Sunday, April 09, 2006

Happy Mainzer German-American Friendship Day!

Boy, what treats were laid out all over the center of Mainz today as Germans and Americans gathered together to celebrate our mutual relationship. This special holiday, rumored to be a PR smoothing response to the virtual lockdown suffered in Mainz when GWB himself came to visiting in 2005, displays the best qualities of our relationship with each other. From our perspective spending the afternoon hours walking through Mainz, here are the top 7 reasons why Germans and Americans have continued to buddy up over the years:

7) Balloons. They were all over Mainz today. And I'm not talking about hottish air-filled ones that offer rides and land on farms touting bottles of wine, I mean the classic child-don't-let-me-go-cause-I'll-look-super-sad-floating-away-from-you-in-the-sky sort of balloon. Bulbously inflated rubber...very popular today in commemoration of friends.

6) Beer. Yet again, the beer carts were set up again schlogging out brew to the masses. Man, after a straight hour hanging out by one of these, I couldn't tell who was American and who was German. I even thought I was in Boston for a while.

5) Processed meats. People here are usually pretty conscientious of their schnitzel wielding, but for some reason if you throw a hot dog into the grips of a Mainzer local, you set yourself up to be, upon walking collision, slothered with ketchup and bun.

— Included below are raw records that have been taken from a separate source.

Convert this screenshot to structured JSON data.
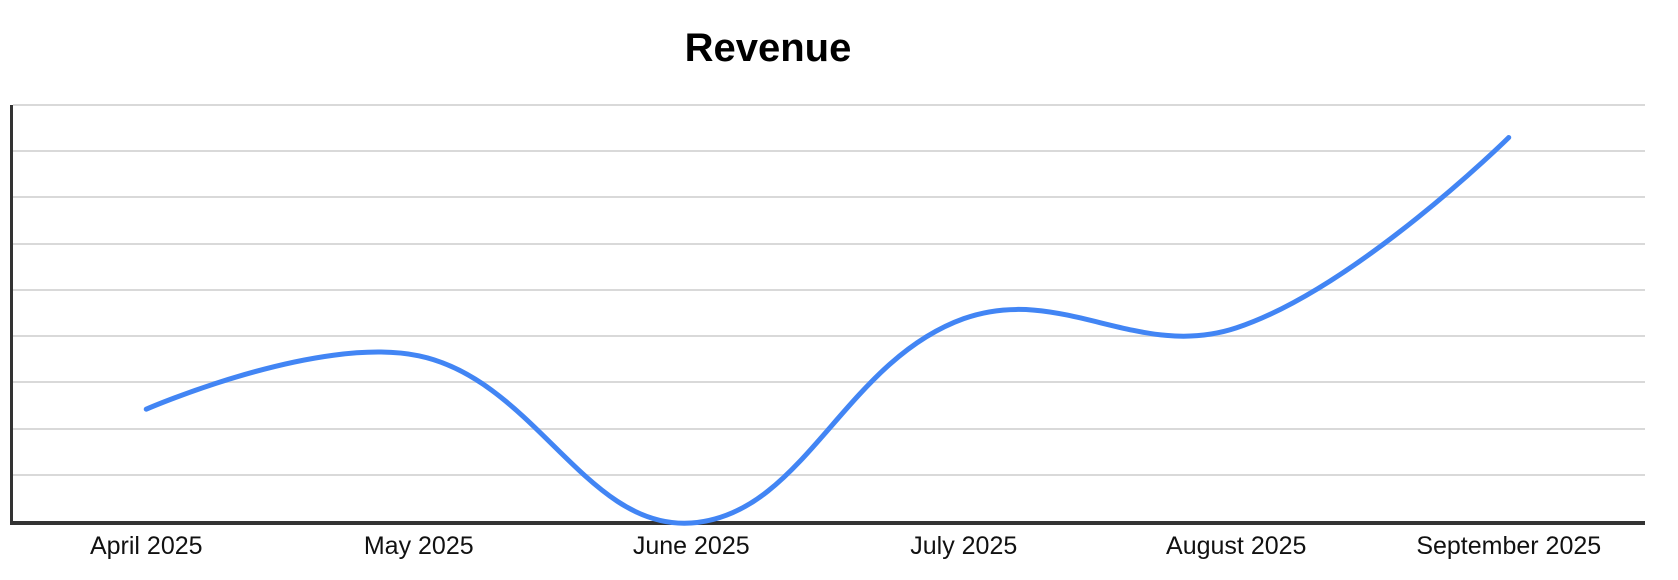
{
  "chart_data": {
    "type": "line",
    "title": "Revenue",
    "categories": [
      "April 2025",
      "May 2025",
      "June 2025",
      "July 2025",
      "August 2025",
      "September 2025"
    ],
    "series": [
      {
        "name": "Revenue",
        "values": [
          24.5,
          36,
          0,
          44,
          42,
          83
        ]
      }
    ],
    "xlabel": "",
    "ylabel": "",
    "ylim": [
      0,
      90
    ],
    "y_gridline_step": 10,
    "y_tick_labels_visible": false,
    "grid": "horizontal",
    "legend_position": "none",
    "line_style": "smooth-bezier-tension-0.4",
    "points_visible": false
  },
  "colors": {
    "line": "#4285f4",
    "gridline": "#d9d9d9",
    "axis": "#333333",
    "title_text": "#000000",
    "label_text": "#111111",
    "background": "#ffffff"
  }
}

Perhaps it was the city-wide fervor towards the ideals of friendship, but you had to be careful out there on the streets today. Hot Dog Stands EVERYWHERE.

4) Signs proclaiming our bond. These witty graffiti artists and poster-makers have developed the eye-catching "F! Bush!" as a shortened version of the popular slogan, "Friend! Bush!"

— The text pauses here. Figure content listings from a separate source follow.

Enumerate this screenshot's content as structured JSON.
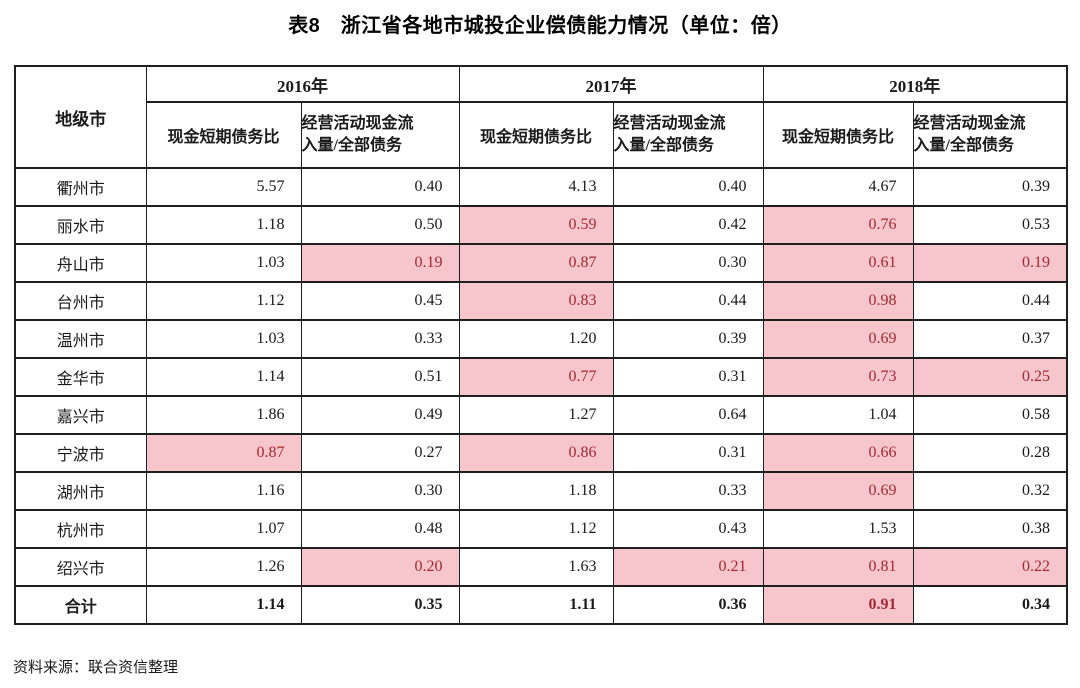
{
  "page": {
    "title": "表8　浙江省各地市城投企业偿债能力情况（单位：倍）",
    "source_note": "资料来源：联合资信整理"
  },
  "colors": {
    "highlight_bg": "#f6c6cc",
    "highlight_text": "#a52832",
    "border": "#1f1f1f",
    "text": "#1a1a1a"
  },
  "table": {
    "corner_header": "地级市",
    "year_groups": [
      {
        "year": "2016年",
        "metrics": [
          "现金短期债务比",
          "经营活动现金流\n入量/全部债务"
        ]
      },
      {
        "year": "2017年",
        "metrics": [
          "现金短期债务比",
          "经营活动现金流\n入量/全部债务"
        ]
      },
      {
        "year": "2018年",
        "metrics": [
          "现金短期债务比",
          "经营活动现金流\n入量/全部债务"
        ]
      }
    ],
    "rows": [
      {
        "city": "衢州市",
        "values": [
          "5.57",
          "0.40",
          "4.13",
          "0.40",
          "4.67",
          "0.39"
        ],
        "highlight": [
          false,
          false,
          false,
          false,
          false,
          false
        ]
      },
      {
        "city": "丽水市",
        "values": [
          "1.18",
          "0.50",
          "0.59",
          "0.42",
          "0.76",
          "0.53"
        ],
        "highlight": [
          false,
          false,
          true,
          false,
          true,
          false
        ]
      },
      {
        "city": "舟山市",
        "values": [
          "1.03",
          "0.19",
          "0.87",
          "0.30",
          "0.61",
          "0.19"
        ],
        "highlight": [
          false,
          true,
          true,
          false,
          true,
          true
        ]
      },
      {
        "city": "台州市",
        "values": [
          "1.12",
          "0.45",
          "0.83",
          "0.44",
          "0.98",
          "0.44"
        ],
        "highlight": [
          false,
          false,
          true,
          false,
          true,
          false
        ]
      },
      {
        "city": "温州市",
        "values": [
          "1.03",
          "0.33",
          "1.20",
          "0.39",
          "0.69",
          "0.37"
        ],
        "highlight": [
          false,
          false,
          false,
          false,
          true,
          false
        ]
      },
      {
        "city": "金华市",
        "values": [
          "1.14",
          "0.51",
          "0.77",
          "0.31",
          "0.73",
          "0.25"
        ],
        "highlight": [
          false,
          false,
          true,
          false,
          true,
          true
        ]
      },
      {
        "city": "嘉兴市",
        "values": [
          "1.86",
          "0.49",
          "1.27",
          "0.64",
          "1.04",
          "0.58"
        ],
        "highlight": [
          false,
          false,
          false,
          false,
          false,
          false
        ]
      },
      {
        "city": "宁波市",
        "values": [
          "0.87",
          "0.27",
          "0.86",
          "0.31",
          "0.66",
          "0.28"
        ],
        "highlight": [
          true,
          false,
          true,
          false,
          true,
          false
        ]
      },
      {
        "city": "湖州市",
        "values": [
          "1.16",
          "0.30",
          "1.18",
          "0.33",
          "0.69",
          "0.32"
        ],
        "highlight": [
          false,
          false,
          false,
          false,
          true,
          false
        ]
      },
      {
        "city": "杭州市",
        "values": [
          "1.07",
          "0.48",
          "1.12",
          "0.43",
          "1.53",
          "0.38"
        ],
        "highlight": [
          false,
          false,
          false,
          false,
          false,
          false
        ]
      },
      {
        "city": "绍兴市",
        "values": [
          "1.26",
          "0.20",
          "1.63",
          "0.21",
          "0.81",
          "0.22"
        ],
        "highlight": [
          false,
          true,
          false,
          true,
          true,
          true
        ]
      }
    ],
    "total_row": {
      "city": "合计",
      "values": [
        "1.14",
        "0.35",
        "1.11",
        "0.36",
        "0.91",
        "0.34"
      ],
      "highlight": [
        false,
        false,
        false,
        false,
        true,
        false
      ]
    }
  }
}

3) Cars. Dealers' wares were parked all around the Altstadt, including German, American, and French manufacturers. Perhaps the most interesting were the Hollywood Cars, which allowed us to see our first stretch limo since arriving to D-land. If you need a US-Police Car or a NYC Taxi to take you to your international school's prom, well, this is the place.

2) Military Demonstrations: The local Air Force Base's choral group was on stage in the central courtyard, belting out such hits as Thriller and Shout. They were, actually, fun to watch. The area around the Dom was packed with people singing along. The Chorus was even cheered out for an encore. After that, the local Mainzer breakdancing crew spun out to some beats, accompanied by what appeared to be a group of American military officer's daughters-as-background-dancers. We clapped thunderously, if only for the looming scandal.

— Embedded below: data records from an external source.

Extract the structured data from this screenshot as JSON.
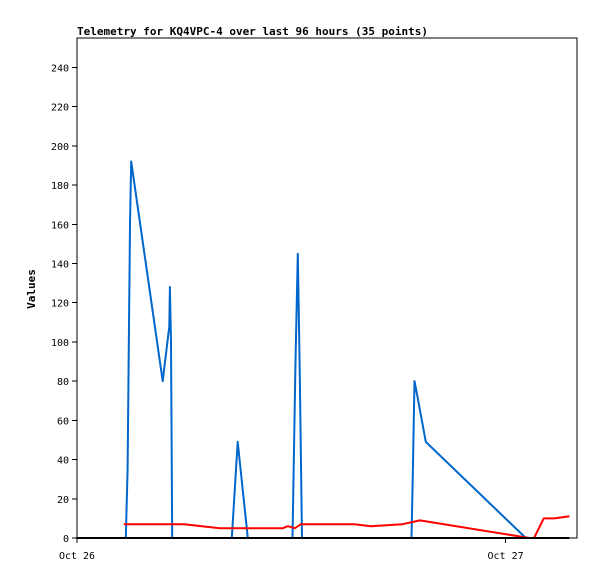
{
  "chart_data": {
    "type": "line",
    "title": "Telemetry for KQ4VPC-4 over last 96 hours (35 points)",
    "xlabel": "",
    "ylabel": "Values",
    "xlim": [
      0,
      42
    ],
    "ylim": [
      0,
      255
    ],
    "x_unit": "hours since Oct 26 00:00",
    "x_ticks": [
      {
        "x": 0,
        "label": "Oct 26"
      },
      {
        "x": 36,
        "label": "Oct 27"
      }
    ],
    "y_ticks": [
      0,
      20,
      40,
      60,
      80,
      100,
      120,
      140,
      160,
      180,
      200,
      220,
      240
    ],
    "grid": false,
    "legend": "none",
    "series": [
      {
        "color": "#0066cc",
        "points": [
          [
            4.1,
            0
          ],
          [
            4.25,
            35
          ],
          [
            4.35,
            98
          ],
          [
            4.45,
            160
          ],
          [
            4.55,
            192
          ],
          [
            7.2,
            80
          ],
          [
            7.75,
            108
          ],
          [
            7.8,
            128
          ],
          [
            7.9,
            100
          ],
          [
            8.0,
            0
          ],
          [
            13.0,
            0
          ],
          [
            13.5,
            49
          ],
          [
            14.35,
            0
          ],
          [
            18.1,
            0
          ],
          [
            18.35,
            90
          ],
          [
            18.55,
            145
          ],
          [
            18.7,
            90
          ],
          [
            18.9,
            0
          ],
          [
            28.1,
            0
          ],
          [
            28.2,
            30
          ],
          [
            28.35,
            80
          ],
          [
            28.6,
            72
          ],
          [
            29.3,
            49
          ],
          [
            37.7,
            0
          ]
        ]
      },
      {
        "color": "#ff0000",
        "points": [
          [
            4.0,
            7
          ],
          [
            5.0,
            7
          ],
          [
            9.0,
            7
          ],
          [
            12.0,
            5
          ],
          [
            17.3,
            5
          ],
          [
            17.7,
            6
          ],
          [
            18.3,
            5
          ],
          [
            18.8,
            7
          ],
          [
            23.3,
            7
          ],
          [
            24.7,
            6
          ],
          [
            27.3,
            7
          ],
          [
            28.8,
            9
          ],
          [
            38.0,
            0
          ],
          [
            38.4,
            0
          ],
          [
            39.2,
            10
          ],
          [
            40.1,
            10
          ],
          [
            41.3,
            11
          ]
        ]
      },
      {
        "color": "#000000",
        "points": [
          [
            0,
            0
          ],
          [
            41.3,
            0
          ]
        ]
      }
    ]
  }
}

1) Okay, seriously. I have plenty of friends who are pretty special to me, and it's not like once a year I go up to one, throw them a hot dog, and sing the boogie woogie blues before telling 'em how much they mean to me. Gleason, how weird would that be? And it looks like the people of Mainz agree. Thousands of people were wandering around, merely excited to be allowed to shop! on a Sunday (Palm Sunday, nonetheless). Yes yes, if that's not representative of us heathens 'cross the Atlantic, what is? But for the most part, everyone was walking around with a look on their face as if to say, was machen wir hier?

Wir kaufen unsere Freunde, wir kaufen.


In other news, D and I are flying off tomorrow to Italy for touring and sport. First, we visit (or re-visit) Venice, and then we're down to Rimini as I'm playing in my first Paga with the local German club team. We'll try our best to get online at some point and upload some pictures. If not, expect a full report after our return on the 18th.


Blogger j said...

I should add... there were more American flags flying today than there are everyday German flags. Granted, today shown every star and stripe matched with the schwarz, gelb, und rot, but it was still a little strange walking around.

10:59 PM

Blogger d said...

yeah, I really enjoyed German-American Friendship day, but there was a distinct air of "what on earth is going on?" After all, the American army is still regarded as an "occupying force" by many Germans.

And just to clarify--Bush's visit to Mainz caused a bit of ill will among many Mainzer residents. Not only did everyone have to stay inside (can you imagine Americans putting up with that if Chancellor Merkel came to visit?), but when Bush then went on to Bratislava the next day, he was allowed to "mingle with the people." This did not exactly make some Germans happy.